Officials also said they chose to have one citywide contract instead of allowing multiple vendors to install charging stations because having multiple vendors could prompt each to “cherry-pick” prime locations.
Having multiple vendors also would slow the process and force the city to manage multiple contracts, they said.
The plan was endorsed by the City Council’s Active Transportation and Infrastructure Committee, and the city has issued a request for proposals seeking a vendor to install the new chargers.
Because the vendor essentially will have a monopoly on charging stations on city property, officials have added a requirement that any proposed rate increases for use of the chargers be submitted to the city for approval in advance.
But city officials say their power will be somewhat limited regarding rates, noting they will be required to be “reasonable” when reviewing them.
In addition, the vendor chosen through the request for proposals might negotiate the city’s authority over rate hikes.
The vendor will be required to submit for approval specific plans to install chargers at each site and will be allowed to decide site by site whether to use solar power or connect to the local power grid.
The vendor will have a 10-year exclusive contract to finance, install, own and operate all the charging stations.

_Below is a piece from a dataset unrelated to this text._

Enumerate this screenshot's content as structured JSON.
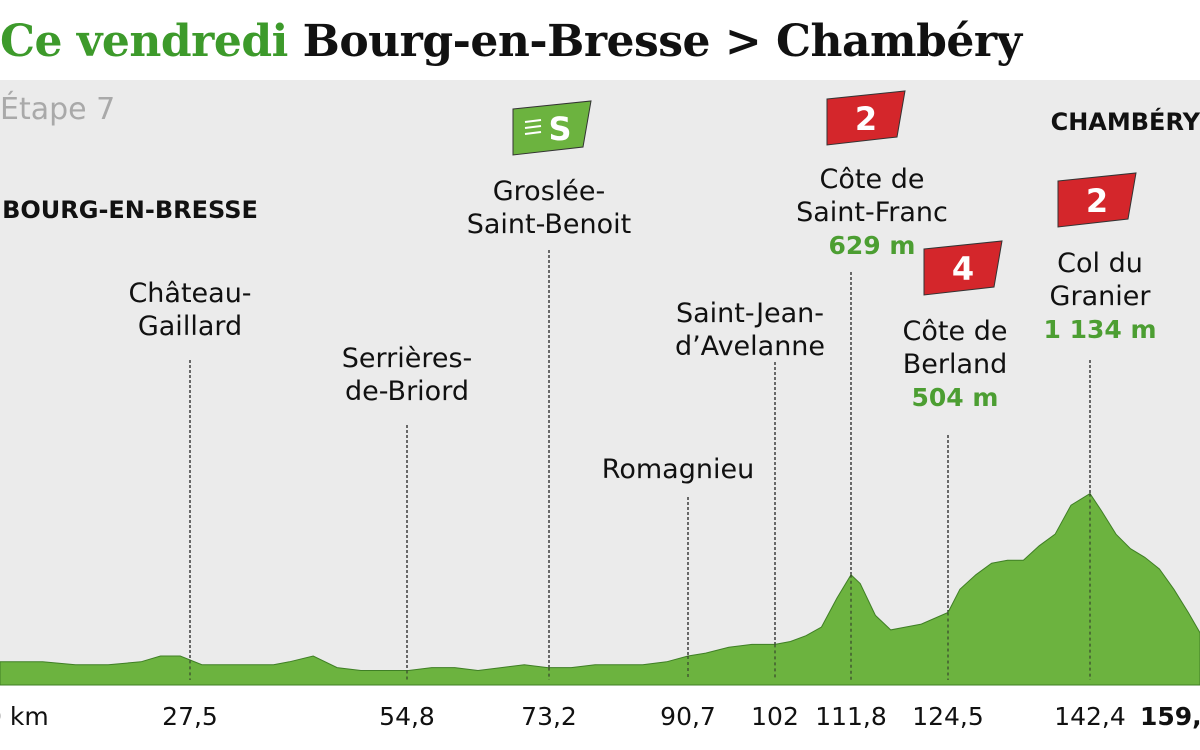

In exchange, it will pay the city fees and share revenue.
The city plans to buy all the charging stations when the contract ends for discounted prices based on depreciation. Officials say they expect it will cost about $60 million.
Officials said owning the infrastructure will give the city leverage in whatever successor contract makes sense based on any new perspectives on vehicle charging at the time because of technological advances and a better understanding of people’s habits.